Nei verbali di Amara viene citato più volte Michele Vietti, ex vicepresidente del Consiglio superiore della magistratura dal 2010 al 2015. Vietti sarebbe stato il suo capo diretto all’interno di questo loggia segreta. “L’ex numero due del Csm è torinese, ex sottosegretario alla Giustizia nel governo Berlusconi, aveva ingaggiato Caratozzolo come suo consigliere giuridico – raccontano su Domani Emiliano Fittipaldi e Giovanni Tizian –. Vietti viene descritto come un uomo potente, capace di indirizzare – già quando era presidente della sezione disciplinare del CSM – provvedimenti su giudici e magistrati, trasferimenti, nomine degli uffici giudiziari. Secondo Amara, erano proprio Vietti e Caratozzolo, oltre al magistrato della Corte dei conti Luigi Caruso, i custodi della lista dei membri di Ungheria”. Tra i citati ci sono, tra gli altri, anche l’ex pm antimafia e membro del Consiglio superiore di magistratura (CSM) Sebastiano Ardita (descritto da Amara come suo sodale e non come membro della presunta loggia), l’ex presidente di Confindustria Emma Marcegaglia, la ex presidente del Tribunale di Milano Livia Pomodoro, l’ex Guardasigilli Paola Severino, il presidente della delegazione italiana della Fondazione Abertis.
Nelle dichiarazioni rilasciate in oltre dieci verbali da Amara ai magistrati ci sarebbero però contraddizioni, con circostanze tutte da verificare.
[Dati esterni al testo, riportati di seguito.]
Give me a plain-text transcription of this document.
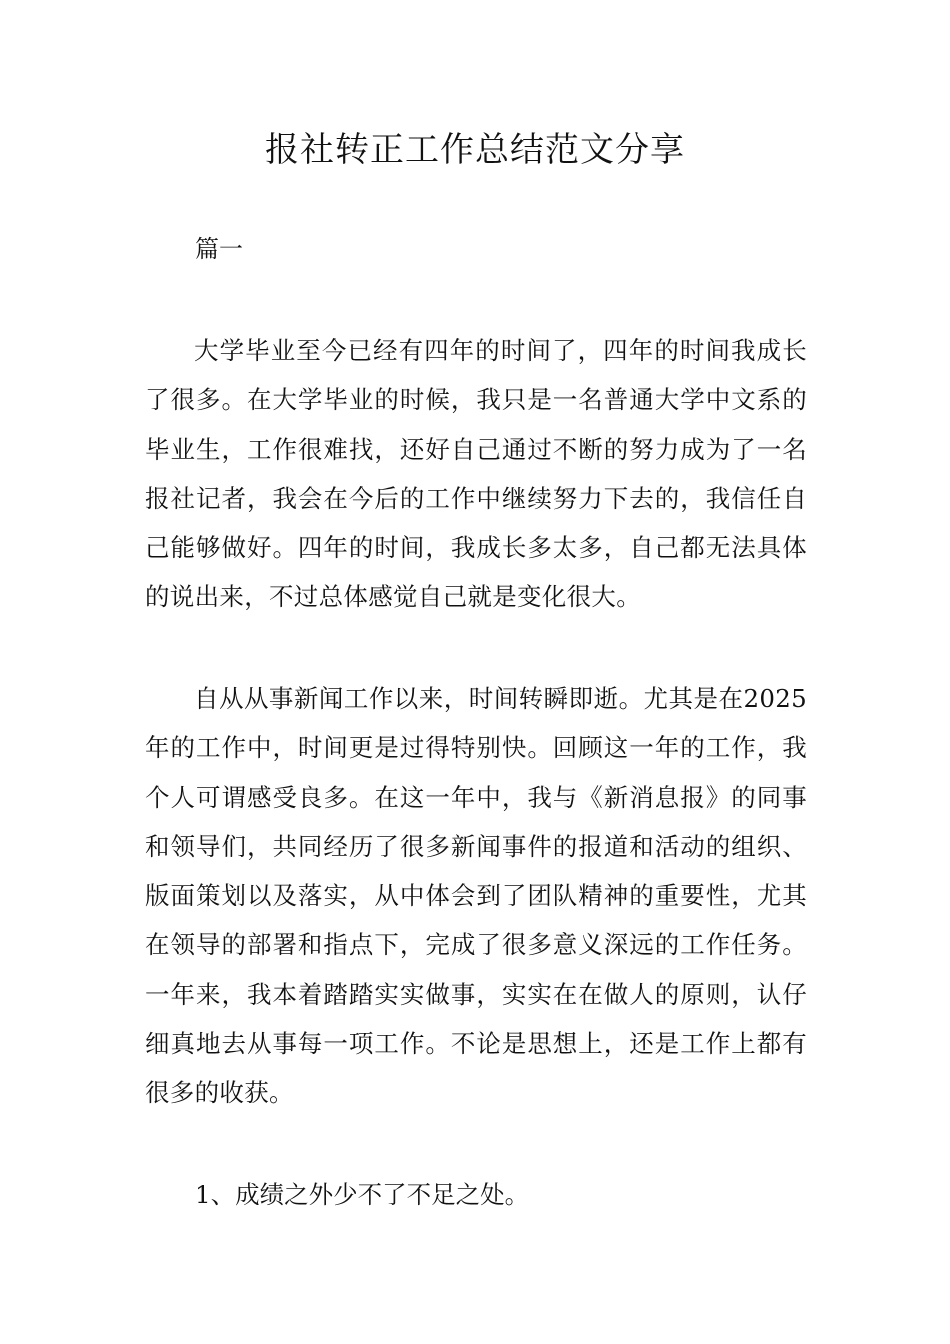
报社转正工作总结范文分享

篇一

大学毕业至今已经有四年的时间了，四年的时间我成长了很多。在大学毕业的时候，我只是一名普通大学中文系的毕业生，工作很难找，还好自己通过不断的努力成为了一名报社记者，我会在今后的工作中继续努力下去的，我信任自己能够做好。四年的时间，我成长多太多，自己都无法具体的说出来，不过总体感觉自己就是变化很大。

自从从事新闻工作以来，时间转瞬即逝。尤其是在2025年的工作中，时间更是过得特别快。回顾这一年的工作，我个人可谓感受良多。在这一年中，我与《新消息报》的同事和领导们，共同经历了很多新闻事件的报道和活动的组织、版面策划以及落实，从中体会到了团队精神的重要性，尤其在领导的部署和指点下，完成了很多意义深远的工作任务。一年来，我本着踏踏实实做事，实实在在做人的原则，认仔细真地去从事每一项工作。不论是思想上，还是工作上都有很多的收获。

1、成绩之外少不了不足之处。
I nomi citati dall’avvocato nei suoi interrogatori hanno inoltre smentito qualsiasi coinvolgimento. È stata negata anche l’esistenza di questa presunta loggia segreta. L’ex vice presidente del CSM Vietti ha affermato: «Non ho mai sentito nominare la loggia Ungheria. Sarà così segreta che la ignoro io stesso. È una barzelletta, escludo categoricamente ogni circostanza raccontata».
Alcuni mesi dopo le dichiarazioni rilasciate da Amara negli interrogatori, il 9 maggio 2020, la Procura di Milano indaga per associazione segreta Amara, il suo ex socio, Calafiore, e il suo ex collaboratore Alessandro Ferraro, riporta l’Ansa. Visto che però nei verbali vengono citati diversi magistrati in servizio a Roma e in altre città, il fascicolo viene trasferito alla procura di Perugia, guidata da Raffaele Cantone, perché competente sui giudici in servizio nella capitale.
Il caso della presunta “loggia Ungheria” apre però anche uno scontro all’interno della Procura di Milano e della magistratura italiana. A fine ottobre 2020 a un giornalista del Fatto Quotidiano, Antonio Massari, arriva un plico contenente le copie dei verbali di Amara ai magistrati di Milano coperti da segreto, senza firma e timbri (e quindi fuoriusciti direttamente dai computer di uno degli inquirenti) e una lettera anonima in cui si accusa i pm milanesi di non aver indagato su quanto dichiarato dall’avvocato. Lo stesso contenuto lo riceve Liana Milella, giornalista di Repubblica. Entrambi i giornalisti presentano una denuncia, una alla Procura di Milano e un’altra a quella di Roma, perché non essendo firmati dai magistrati i documenti vengono ritenuti sospetti. La giornalista di Repubblica denuncia anche di essere stata contattata telefonicamente da una donna che le aveva preannunciato l’invio del dossier.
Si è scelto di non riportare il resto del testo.